Incongruent Headlines: Yet Another Way to Mislead Your Readers
Sophie Chesney | Maria Liakata | Massimo Poesio | Matthew Purver

This paper discusses the problem of incongruent headlines: those which do not accurately represent the information contained in the article with which they occur. We emphasise that this phenomenon should be considered separately from recognised problematic headline types such as clickbait and sensationalism, arguing that existing natural language processing (NLP) methods applied to these related concepts are not appropriate for the automatic detection of headline incongruence, as an analysis beyond stylistic traits is necessary. We therefore suggest a number of alternative methodologies that may be appropriate to the task at hand as a foundation for future work in this area. In addition, we provide an analysis of existing data sets which are related to this work, and motivate the need for a novel data set in this domain.

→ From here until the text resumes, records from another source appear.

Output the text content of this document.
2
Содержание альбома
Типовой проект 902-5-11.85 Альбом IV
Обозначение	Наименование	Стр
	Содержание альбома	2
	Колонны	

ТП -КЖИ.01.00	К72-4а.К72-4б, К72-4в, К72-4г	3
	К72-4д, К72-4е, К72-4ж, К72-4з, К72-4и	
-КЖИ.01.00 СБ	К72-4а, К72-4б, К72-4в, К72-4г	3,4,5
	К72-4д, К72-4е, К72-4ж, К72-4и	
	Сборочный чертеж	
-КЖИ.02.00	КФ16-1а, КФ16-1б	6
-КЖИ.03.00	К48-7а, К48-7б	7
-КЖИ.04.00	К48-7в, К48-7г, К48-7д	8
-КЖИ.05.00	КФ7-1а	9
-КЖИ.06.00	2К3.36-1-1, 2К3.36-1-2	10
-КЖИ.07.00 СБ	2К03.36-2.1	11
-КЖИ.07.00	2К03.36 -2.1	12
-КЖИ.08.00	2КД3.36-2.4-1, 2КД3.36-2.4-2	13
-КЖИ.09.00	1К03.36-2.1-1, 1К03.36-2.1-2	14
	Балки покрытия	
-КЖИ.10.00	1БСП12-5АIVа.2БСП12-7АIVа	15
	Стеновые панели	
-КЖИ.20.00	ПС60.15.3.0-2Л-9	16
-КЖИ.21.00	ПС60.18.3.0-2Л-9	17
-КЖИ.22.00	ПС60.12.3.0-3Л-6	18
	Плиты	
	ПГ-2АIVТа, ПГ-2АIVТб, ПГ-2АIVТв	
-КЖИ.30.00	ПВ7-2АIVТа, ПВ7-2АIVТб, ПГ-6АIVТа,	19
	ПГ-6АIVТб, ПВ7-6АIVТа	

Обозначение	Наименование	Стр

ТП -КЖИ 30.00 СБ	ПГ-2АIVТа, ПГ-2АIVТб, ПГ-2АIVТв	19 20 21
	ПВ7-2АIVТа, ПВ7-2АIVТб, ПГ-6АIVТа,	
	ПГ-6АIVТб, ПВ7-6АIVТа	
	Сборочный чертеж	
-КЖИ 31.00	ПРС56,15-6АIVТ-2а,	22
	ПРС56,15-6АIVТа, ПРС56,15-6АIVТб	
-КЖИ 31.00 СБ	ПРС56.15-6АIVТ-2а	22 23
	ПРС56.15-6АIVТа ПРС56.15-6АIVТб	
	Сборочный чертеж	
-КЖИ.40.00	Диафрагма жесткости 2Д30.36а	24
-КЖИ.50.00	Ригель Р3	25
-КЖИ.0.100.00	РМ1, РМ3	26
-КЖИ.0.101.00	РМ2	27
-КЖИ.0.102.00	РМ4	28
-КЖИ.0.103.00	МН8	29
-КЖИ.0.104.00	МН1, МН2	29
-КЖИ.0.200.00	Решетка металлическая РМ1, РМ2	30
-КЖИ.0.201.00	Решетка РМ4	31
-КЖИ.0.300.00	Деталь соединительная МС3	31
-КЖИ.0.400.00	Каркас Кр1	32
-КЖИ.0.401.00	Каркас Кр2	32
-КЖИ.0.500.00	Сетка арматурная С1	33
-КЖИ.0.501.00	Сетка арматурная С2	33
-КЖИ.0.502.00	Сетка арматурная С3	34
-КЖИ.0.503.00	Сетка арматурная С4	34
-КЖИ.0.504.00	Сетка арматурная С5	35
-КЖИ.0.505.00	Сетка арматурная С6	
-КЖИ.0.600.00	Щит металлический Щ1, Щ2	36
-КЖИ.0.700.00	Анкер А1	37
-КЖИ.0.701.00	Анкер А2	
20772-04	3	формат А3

Unsupervised Event Clustering and Aggregation from Newswire and Web Articles
Swen Ribeiro | Olivier Ferret | Xavier Tannier

In this paper, we present an unsupervised pipeline approach for clustering news articles based on identified event instances in their content. We leverage press agency newswire and monolingual word alignment techniques to build meaningful and linguistically varied clusters of articles from the web in the perspective of a broader event type detection task. We validate our approach on a manually annotated corpus of Web articles.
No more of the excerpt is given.